La figura que permanecía en la sombra se movió y el cuero del asiento crujió. Acto seguido, la luz interior del coche se encendió y Dee, aunque ya sabía qué vería por el olor que aquella criatura desprendía, no pudo evitar quedarse atónito y con la mirada fija y aterrada sobre la gigantesca cabeza de gato que tenía a tan sólo unos pocos centímetros de distancia. Gracias a la luz, el Mago pudo distinguir claramente los colmillos y los gruesos bigotes de la bestia. La Oscura Inmemorial Bastet alzó la cabeza y clavó sus enormes ojos amarillos de pupilas rasgadas en él.
—Realmente, empiezas a caerme mal, doctor John Dee —gruñó.
El doctor tuvo que obligarse a sonreír. Acto seguido, bajó la vista de sus afilados colmillos y se sacudió una mota de polvo invisible de la manga.
—Ahora ya formas parte de la mayoría; caigo mal a muchas personas. Pero lo justo es justo —añadió con indulgencia—. Yo también siento aversión y poca simpatía por muchas personas. De hecho, por la mayor parte de personas. Pero créame, Madame, en el fondo sólo velo por vuestro interés.
De repente, la luz se apagó y Bastet volvió a hacerse invisible en la oscuridad.
Una idea se cruzó por la mente de Dee y éste, enseguida, preguntó:
—Creí que tu aversión por el hierro te impedía utilizar comodidades modernas como el coche.
—El hierro no me resulta tóxico, a diferencia de otros Inmemoriales. Puedo tolerarlo durante breves periodos de tiempo. Y este vehículo está compuesto, básicamente, de fibra de carbón.
Dee asintió con gesto serio mientras filtraba la información que Bastet acababa de proporcionarle: el hierro no era tóxico para todos los Inmemoriales. Él siempre había supuesto que fue precisamente la aparición de este material lo que alejó a los Inmemoriales de este mundo.
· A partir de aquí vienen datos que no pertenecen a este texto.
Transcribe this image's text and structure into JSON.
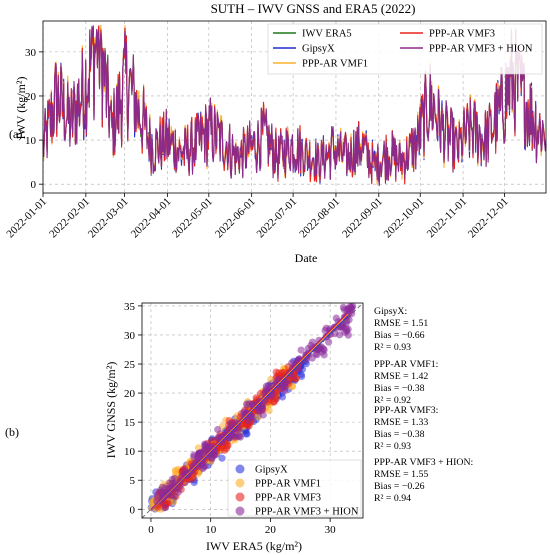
{
  "panel_labels": [
    "(a)",
    "(b)"
  ],
  "chart_data": [
    {
      "type": "line",
      "title": "SUTH – IWV GNSS and ERA5 (2022)",
      "xlabel": "Date",
      "ylabel": "IWV (kg/m²)",
      "xlim": [
        "2022-01-01",
        "2022-12-31"
      ],
      "ylim": [
        -2,
        37
      ],
      "yticks": [
        0,
        10,
        20,
        30
      ],
      "xticks": [
        "2022-01-01",
        "2022-02-01",
        "2022-03-01",
        "2022-04-01",
        "2022-05-01",
        "2022-06-01",
        "2022-07-01",
        "2022-08-01",
        "2022-09-01",
        "2022-10-01",
        "2022-11-01",
        "2022-12-01"
      ],
      "grid": true,
      "legend_position": "top-right",
      "legend": [
        "IWV ERA5",
        "GipsyX",
        "PPP-AR VMF1",
        "PPP-AR VMF3",
        "PPP-AR VMF3 + HION"
      ],
      "series": [
        {
          "name": "IWV ERA5",
          "color": "#1a7a1a"
        },
        {
          "name": "GipsyX",
          "color": "#1f2fd0"
        },
        {
          "name": "PPP-AR VMF1",
          "color": "#ffb02e"
        },
        {
          "name": "PPP-AR VMF3",
          "color": "#e8231e"
        },
        {
          "name": "PPP-AR VMF3 + HION",
          "color": "#8a2a8a"
        }
      ],
      "x": [
        "2022-01-01",
        "2022-01-11",
        "2022-01-21",
        "2022-01-31",
        "2022-02-10",
        "2022-02-20",
        "2022-03-02",
        "2022-03-12",
        "2022-03-22",
        "2022-04-01",
        "2022-04-11",
        "2022-04-21",
        "2022-05-01",
        "2022-05-11",
        "2022-05-21",
        "2022-05-31",
        "2022-06-10",
        "2022-06-20",
        "2022-06-30",
        "2022-07-10",
        "2022-07-20",
        "2022-07-30",
        "2022-08-09",
        "2022-08-19",
        "2022-08-29",
        "2022-09-08",
        "2022-09-18",
        "2022-09-28",
        "2022-10-08",
        "2022-10-18",
        "2022-10-28",
        "2022-11-07",
        "2022-11-17",
        "2022-11-27",
        "2022-12-07",
        "2022-12-17",
        "2022-12-27"
      ],
      "y": [
        8,
        20,
        14,
        22,
        34,
        12,
        24,
        16,
        8,
        10,
        7,
        9,
        12,
        10,
        6,
        8,
        11,
        6,
        9,
        7,
        5,
        8,
        6,
        9,
        4,
        7,
        5,
        9,
        19,
        12,
        8,
        13,
        10,
        16,
        24,
        18,
        12
      ]
    },
    {
      "type": "scatter",
      "xlabel": "IWV ERA5 (kg/m²)",
      "ylabel": "IWV GNSS (kg/m²)",
      "xlim": [
        -1.5,
        35.5
      ],
      "ylim": [
        -1.5,
        35.5
      ],
      "xticks": [
        0,
        10,
        20,
        30
      ],
      "yticks": [
        0,
        5,
        10,
        15,
        20,
        25,
        30,
        35
      ],
      "grid": true,
      "legend_position": "bottom-right",
      "series": [
        {
          "name": "GipsyX",
          "color": "#2b35e0",
          "x": [
            1,
            3,
            5,
            7,
            9,
            11,
            13,
            15,
            17,
            19,
            21,
            23,
            25
          ],
          "y": [
            1.2,
            2.6,
            4.8,
            6.5,
            8.8,
            10.6,
            12.9,
            14.5,
            16.8,
            18.4,
            20.9,
            22.2,
            24.6
          ]
        },
        {
          "name": "PPP-AR VMF1",
          "color": "#ffae28",
          "x": [
            1,
            3,
            5,
            7,
            9,
            11,
            13,
            15,
            17,
            19,
            21,
            23
          ],
          "y": [
            0.6,
            2.8,
            5.3,
            6.9,
            9.1,
            10.8,
            13.4,
            14.9,
            17.1,
            18.7,
            21.3,
            22.8
          ]
        },
        {
          "name": "PPP-AR VMF3",
          "color": "#e8231e",
          "x": [
            2,
            4,
            6,
            8,
            10,
            12,
            14,
            16,
            18,
            20,
            22,
            24
          ],
          "y": [
            1.7,
            3.6,
            6.2,
            7.8,
            10.3,
            11.5,
            14.2,
            15.6,
            18.2,
            19.4,
            22.5,
            23.7
          ]
        },
        {
          "name": "PPP-AR VMF3 + HION",
          "color": "#8a2a9a",
          "x": [
            2,
            4,
            6,
            8,
            10,
            12,
            14,
            16,
            18,
            20,
            22,
            24,
            26,
            28,
            30,
            32,
            33
          ],
          "y": [
            2.2,
            4.1,
            5.8,
            8.3,
            9.6,
            12.4,
            13.8,
            16.5,
            17.6,
            20.3,
            21.8,
            24.5,
            26.2,
            27.6,
            30.1,
            31.4,
            34.5
          ]
        }
      ]
    }
  ],
  "stats": [
    {
      "name": "GipsyX:",
      "rmse": "RMSE = 1.51",
      "bias": "Bias = −0.66",
      "r2": "R² = 0.93"
    },
    {
      "name": "PPP-AR VMF1:",
      "rmse": "RMSE = 1.42",
      "bias": "Bias = −0.38",
      "r2": "R² = 0.92"
    },
    {
      "name": "PPP-AR VMF3:",
      "rmse": "RMSE = 1.33",
      "bias": "Bias = −0.38",
      "r2": "R² = 0.93"
    },
    {
      "name": "PPP-AR VMF3 + HION:",
      "rmse": "RMSE = 1.55",
      "bias": "Bias = −0.26",
      "r2": "R² = 0.94"
    }
  ]
}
Después de más de cuatrocientos años a su servicio, había cantidad de información que aún no conocía.
El coche redujo la velocidad y después se detuvo. A través de la ventanilla polarizada, Dee sólo lograba vislumbrar el semáforo rojo. Esperó hasta que la luz cambió a verde antes de volver a pronunciar palabra.
—¿Puedo preguntarte qué he hecho para enojarte? —murmuró. Le satisfacía comprobar que era capaz de mantener la voz firme, sin temblores.
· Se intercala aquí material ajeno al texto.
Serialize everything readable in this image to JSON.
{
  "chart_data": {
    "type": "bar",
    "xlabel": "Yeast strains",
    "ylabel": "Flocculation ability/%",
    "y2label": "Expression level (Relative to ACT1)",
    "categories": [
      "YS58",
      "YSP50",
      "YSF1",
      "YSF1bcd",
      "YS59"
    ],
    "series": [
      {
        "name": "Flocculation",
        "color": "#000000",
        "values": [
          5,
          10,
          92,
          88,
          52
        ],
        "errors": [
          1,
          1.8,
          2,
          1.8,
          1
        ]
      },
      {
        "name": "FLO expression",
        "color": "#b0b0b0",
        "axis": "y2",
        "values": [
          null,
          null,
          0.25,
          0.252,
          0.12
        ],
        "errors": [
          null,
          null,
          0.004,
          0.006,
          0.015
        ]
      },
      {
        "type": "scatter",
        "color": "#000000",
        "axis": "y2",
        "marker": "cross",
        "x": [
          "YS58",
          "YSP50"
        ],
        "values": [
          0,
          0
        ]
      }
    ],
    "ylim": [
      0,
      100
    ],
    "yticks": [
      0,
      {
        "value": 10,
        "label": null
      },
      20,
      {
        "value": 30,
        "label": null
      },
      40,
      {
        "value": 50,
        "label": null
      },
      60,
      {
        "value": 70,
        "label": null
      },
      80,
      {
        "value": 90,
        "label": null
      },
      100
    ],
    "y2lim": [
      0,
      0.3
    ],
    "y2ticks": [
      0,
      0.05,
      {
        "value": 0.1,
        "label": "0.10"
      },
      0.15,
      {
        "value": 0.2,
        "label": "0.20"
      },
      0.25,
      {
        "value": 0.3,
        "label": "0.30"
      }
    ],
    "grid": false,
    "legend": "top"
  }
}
Bastet era una Inmemorial de la Primera Generación y una de las primeras soberanas de Danu Talis. Después de que la isla se sumergiera, se convirtió en objeto de veneración durante varias generaciones en Egipto; además varios países y culturas, como la inca o la china, honraban a los felinos en memoria de aquella época en que Bastet caminaba por el antiguo mundo humano.
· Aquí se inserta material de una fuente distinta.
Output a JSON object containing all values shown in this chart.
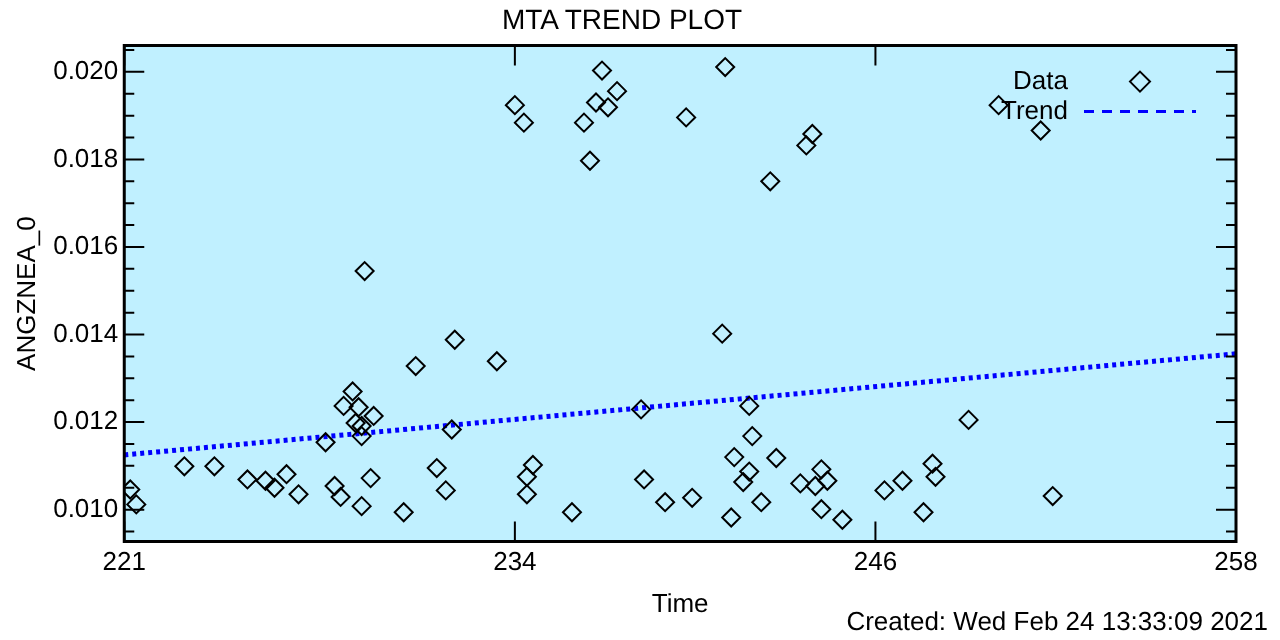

Dee percibió el sonido del papel crujir y el girar de las páginas. En ese instante se percató de que la Inmemorial estaba leyendo en absoluta oscuridad.
—Eres la encarnación de los problemas, doctor Dee. Puedo olerlo en esa ridícula aura de azufre que posees —respondió mientras se distinguía el sonido del papel haciéndose trizas de forma metódica y lenta—. He examinado detenidamente tu expediente, y la verdad es que la lectura no ha sido muy inspiradora. Quizá fueras nuestro primer agente en este mundo, aunque pongo en duda que hayas sido especialmente útil. Has fracasado una y otra vez en tu misión de capturar al matrimonio Flamel y has dejado un rastro de muerte y destrucción a tu paso. Tu tarea era proteger la existencia de los Inmemoriales y hace tan sólo tres días destruiste no sólo uno, sino tres Mundos de Sombras interconectados. Esta última aventura en París casi desvela nuestra presencia a los seres humanos. Incluso permitiste que Nidhogg arrasara las calles de la capital francesa.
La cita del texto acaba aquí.